I didn't expect to particularly enjoy the new Star Wars movie. The franchise is hoary. It bears the weight of nearly 40 years of cruft. We finicky old-timer fans expected Wonder Boy JJ Abrams to not only atone for past sins, but to put aside a few of his own signature cinematographical signatures to revive the modern Prometheus. I expected something flashy, mostly devoid of substance. I expected a 2 hour-and-change music video with Wookiees. I basically got what I expected. I even got a few nods to the extended universe, which surprised me since Disney explicitly jettisoned the novel series when they acquired the rights.
I didn't expect to particularly enjoy the new Star Wars movie, but I did expect the kids in the audience to. I was six years old when Empire opened, just about the ideal age to truly lose myself in Hoth, Dagobah, and Bespin. I was the right age to beg my parents for the Kenner toys that unfortunately lacked the joint articulation seen on the superior G.I. Joe action figures (woe betide any who dared call these toys by their hidden, secret name: dolls). I would run around the dirt lot, swinging sticks and making whooshing sounds with my mouth trying to mimic lightsaber foley. It occurs to me now that I wasn't so much in love with Star Wars as I adored being a kid. Because being a kid is pretty awesome. Most of the time.
But Star Wars filled an entertainment void, doncha know. 1980 also gave us Raging Bull, Airplane!, The Shining, Ordinary People, The Big Red One... here, look for yourself. Conspicuously absent are movies aimed at the young teen crowd. Hollywood was mostly busy catering to Baby Boomers. Rightfully so, too. Go where the money is. Go where you can please the most customers. If you're old enough to have outgrown Disney, tough nuts, pal. Deal with it. Go ride your bike.
Things are considerably different now. Marvel is actually making superhero movies that don't suck tepid cat piss (have you seen the trailers for Civil War? Of course you have. They have to cast Carol Danvers one of these days. I wonder who they'll get). Online streaming services let you binge-watch extended-form episodic content that embarrass what passed for television in the early 1980s (I challenge you to attempt to re-watch Dukes of Hazzard or The A-Team with older eyes). And video games? 2 hours and 16 minutes in an IMAX theater is a nice little wasted afternoon, but I can promise you that this time next year, I will remember the names Evie and Jacob Frye, but I'll probably have forgotten Kylo Ren and Poe Dameron.
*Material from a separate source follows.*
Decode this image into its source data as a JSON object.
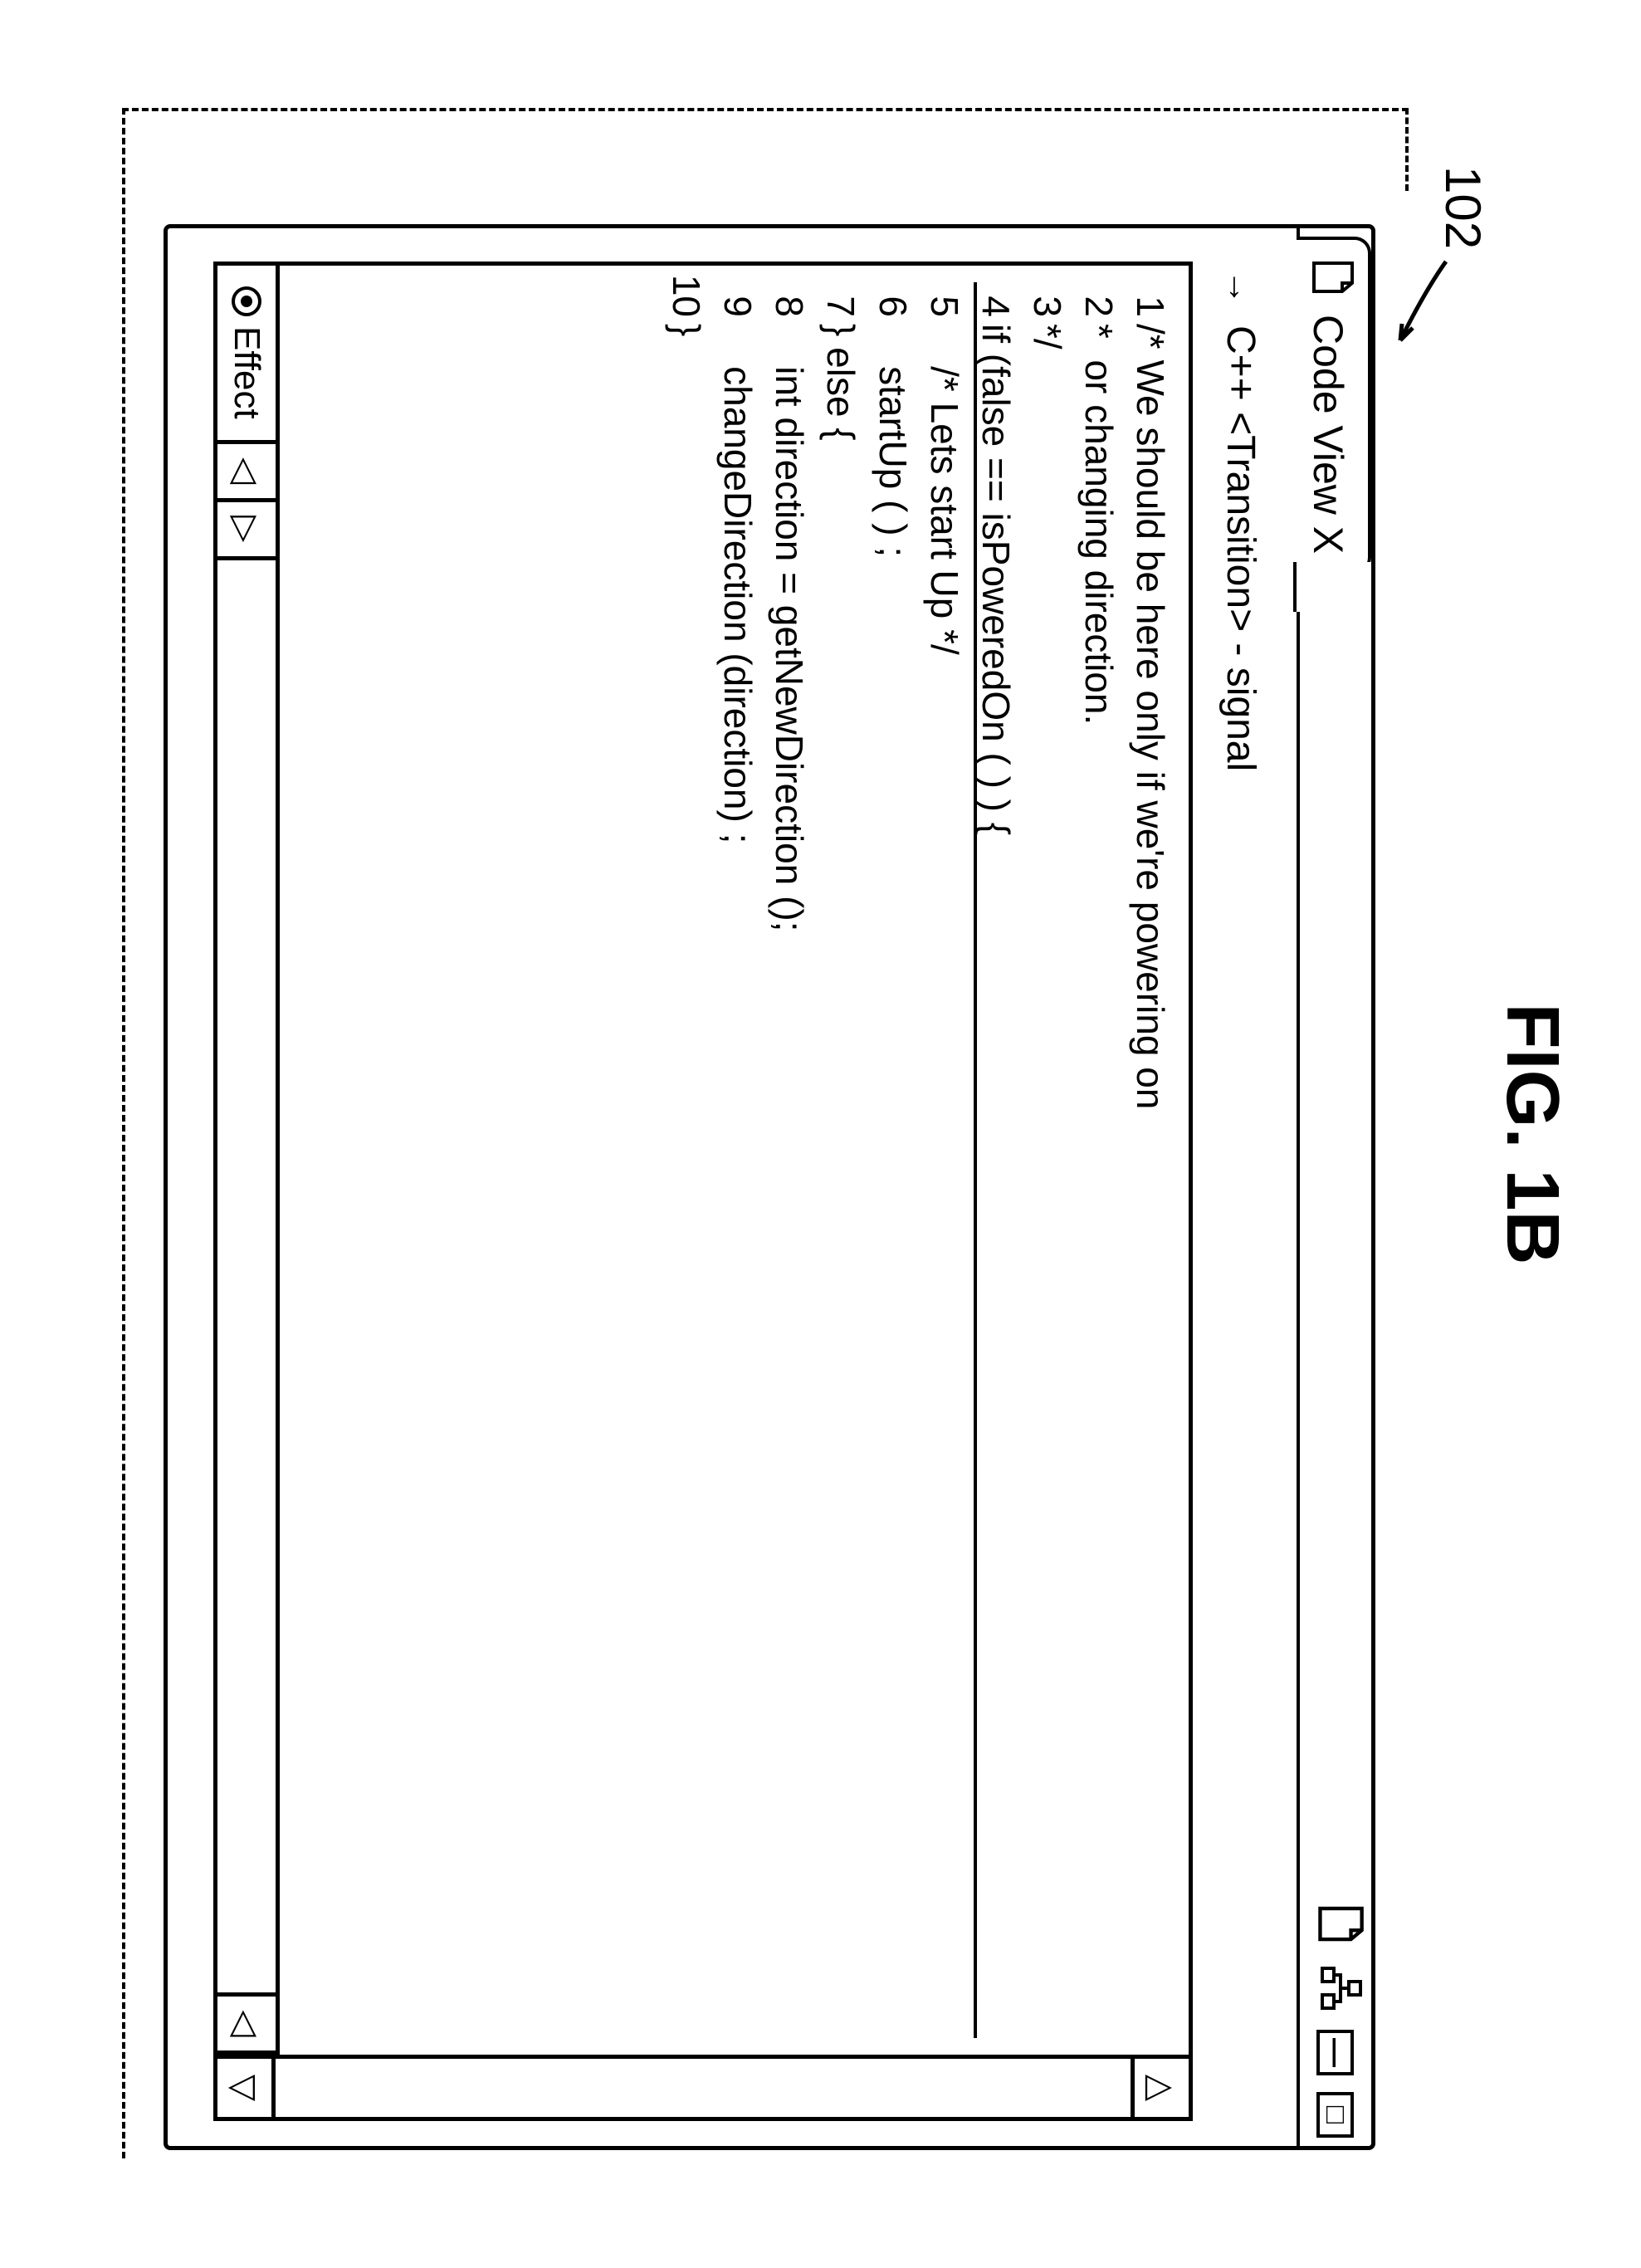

Put simply, there is simply too much competition for Star Wars to catch the 1977 lightning in a bottle. Fans have remarkable alternatives. So yes, I expected the target audience to get a kick out of the movie, but when I saw the kids just milling around bored outside of the theater after the show, I suppose I shouldn't have been too surprised. We live in an age of wonders, after all. It's easy to abandon wonder in the midst of non-stop magic.